The theater content allows Murphy (and Smith) to exploit an openly theatrical approach, with patently phony wigs and four actors sketching all the supporting roles in Prem Lathi's representative, quick-change costumes. Scenes switch rapidly from intimate realism to stylized acting exercises, sometimes overlapping on the crude platforms and paint-spattered flats of Jon Wai-keung Lowe's somewhat too unattractive set. Smith's restrained use of Scott Ludwig's stunning puppets enhances some of the show's most moving passages.
Ben Randle anchors the action well as Tim, growing from nervous teen uncertainty and the wonders of first love through learning the ways of gay life (frank discussions of anal sex included) and selfish but refreshingly honest hedonism to the devotion of caring for his dying lover. Bradly Mena is sweetly and convincingly understated as the almost angelically loyal, uncomplicated John, depicting his long decline with affecting restraint.

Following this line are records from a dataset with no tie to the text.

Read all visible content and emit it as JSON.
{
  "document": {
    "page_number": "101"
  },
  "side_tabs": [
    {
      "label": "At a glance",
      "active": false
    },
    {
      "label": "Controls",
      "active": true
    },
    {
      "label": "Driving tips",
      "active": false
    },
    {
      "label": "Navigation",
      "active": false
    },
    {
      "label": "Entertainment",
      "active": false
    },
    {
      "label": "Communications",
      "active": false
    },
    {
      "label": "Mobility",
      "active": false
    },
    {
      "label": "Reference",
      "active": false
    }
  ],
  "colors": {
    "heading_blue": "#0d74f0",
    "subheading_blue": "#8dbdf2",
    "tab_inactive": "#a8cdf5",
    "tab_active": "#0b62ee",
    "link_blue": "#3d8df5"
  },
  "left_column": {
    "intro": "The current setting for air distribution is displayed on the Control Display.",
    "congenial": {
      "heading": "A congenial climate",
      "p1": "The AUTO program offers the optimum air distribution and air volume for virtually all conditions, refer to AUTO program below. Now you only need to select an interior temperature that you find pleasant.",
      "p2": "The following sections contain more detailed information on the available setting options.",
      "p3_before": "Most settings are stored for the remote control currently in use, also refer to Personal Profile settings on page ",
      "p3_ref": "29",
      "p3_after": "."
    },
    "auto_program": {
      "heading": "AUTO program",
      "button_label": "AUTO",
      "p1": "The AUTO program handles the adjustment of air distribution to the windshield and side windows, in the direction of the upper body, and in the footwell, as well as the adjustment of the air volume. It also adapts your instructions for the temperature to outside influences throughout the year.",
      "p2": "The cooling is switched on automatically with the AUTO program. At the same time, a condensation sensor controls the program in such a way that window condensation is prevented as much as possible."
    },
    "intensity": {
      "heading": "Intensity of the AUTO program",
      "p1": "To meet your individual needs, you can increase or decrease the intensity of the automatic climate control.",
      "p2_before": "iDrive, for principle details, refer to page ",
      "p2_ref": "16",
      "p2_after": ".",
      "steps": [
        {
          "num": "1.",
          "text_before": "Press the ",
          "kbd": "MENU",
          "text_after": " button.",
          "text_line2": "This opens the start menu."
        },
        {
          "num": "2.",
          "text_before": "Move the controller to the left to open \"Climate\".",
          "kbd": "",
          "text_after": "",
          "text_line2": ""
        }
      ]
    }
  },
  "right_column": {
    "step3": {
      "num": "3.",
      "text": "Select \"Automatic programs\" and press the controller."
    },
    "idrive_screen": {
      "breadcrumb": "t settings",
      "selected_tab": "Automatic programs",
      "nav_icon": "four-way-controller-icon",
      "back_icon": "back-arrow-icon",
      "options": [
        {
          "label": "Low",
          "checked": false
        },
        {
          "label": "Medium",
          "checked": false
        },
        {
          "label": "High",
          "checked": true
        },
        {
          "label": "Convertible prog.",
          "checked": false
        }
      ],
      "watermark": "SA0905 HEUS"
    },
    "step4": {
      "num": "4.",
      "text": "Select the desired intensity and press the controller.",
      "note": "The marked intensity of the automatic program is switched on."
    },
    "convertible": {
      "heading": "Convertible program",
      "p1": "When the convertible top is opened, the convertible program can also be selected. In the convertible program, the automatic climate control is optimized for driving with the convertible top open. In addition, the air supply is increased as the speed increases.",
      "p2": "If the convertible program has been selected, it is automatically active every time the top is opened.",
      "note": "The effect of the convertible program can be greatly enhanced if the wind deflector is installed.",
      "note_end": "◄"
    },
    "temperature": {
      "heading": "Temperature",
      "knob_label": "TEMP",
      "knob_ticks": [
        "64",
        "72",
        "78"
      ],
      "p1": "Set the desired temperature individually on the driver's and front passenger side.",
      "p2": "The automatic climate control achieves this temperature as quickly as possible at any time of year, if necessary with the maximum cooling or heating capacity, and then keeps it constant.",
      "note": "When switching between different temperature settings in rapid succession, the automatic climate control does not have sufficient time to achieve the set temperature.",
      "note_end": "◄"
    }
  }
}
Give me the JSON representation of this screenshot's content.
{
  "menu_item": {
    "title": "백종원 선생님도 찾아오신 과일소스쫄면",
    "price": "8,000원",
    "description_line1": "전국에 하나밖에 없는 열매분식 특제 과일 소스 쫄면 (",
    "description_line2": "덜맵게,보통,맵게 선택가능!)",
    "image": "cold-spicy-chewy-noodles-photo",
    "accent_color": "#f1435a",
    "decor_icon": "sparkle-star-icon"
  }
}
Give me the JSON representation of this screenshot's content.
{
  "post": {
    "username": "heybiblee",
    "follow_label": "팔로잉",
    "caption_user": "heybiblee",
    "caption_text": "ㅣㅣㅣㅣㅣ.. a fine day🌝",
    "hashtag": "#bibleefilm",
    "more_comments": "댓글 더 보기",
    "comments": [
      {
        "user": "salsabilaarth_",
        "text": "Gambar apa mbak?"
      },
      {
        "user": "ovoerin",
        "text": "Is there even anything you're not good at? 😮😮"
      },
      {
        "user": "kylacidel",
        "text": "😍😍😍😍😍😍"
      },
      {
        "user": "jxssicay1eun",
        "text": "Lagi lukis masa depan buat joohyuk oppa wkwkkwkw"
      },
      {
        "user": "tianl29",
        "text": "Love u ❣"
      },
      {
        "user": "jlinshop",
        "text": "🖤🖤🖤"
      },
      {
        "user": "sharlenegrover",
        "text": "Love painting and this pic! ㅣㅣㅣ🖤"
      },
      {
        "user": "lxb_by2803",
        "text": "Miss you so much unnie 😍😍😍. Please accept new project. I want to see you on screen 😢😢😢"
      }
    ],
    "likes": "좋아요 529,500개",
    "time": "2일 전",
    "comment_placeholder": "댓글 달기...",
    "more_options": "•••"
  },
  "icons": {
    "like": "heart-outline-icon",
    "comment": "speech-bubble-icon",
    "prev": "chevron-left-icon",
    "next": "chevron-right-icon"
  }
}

Dennis Parks, who capably limns various artsy friends of Tim, ably differentiates between Tim's reluctantly supportive father and John's more rigidly homophobic, Catholic dad, with Danielle Perata as the men's more sympathetic mothers, among other roles. Wesley Cayabyab is a crowd-pleaser as some sharply exaggerated gay characters. Nicole Lungerhausen is particularly pleasing as Tim's lifelong best friend, especially when exchanging titillated teen tips about boyfriends.
There are aspects of the characters that could be more fully explored, and passages when Smith's staging flags a bit - not to mention those infelicitous Australian accents. But for the most part, Murphy's "Man" holds the stage very well.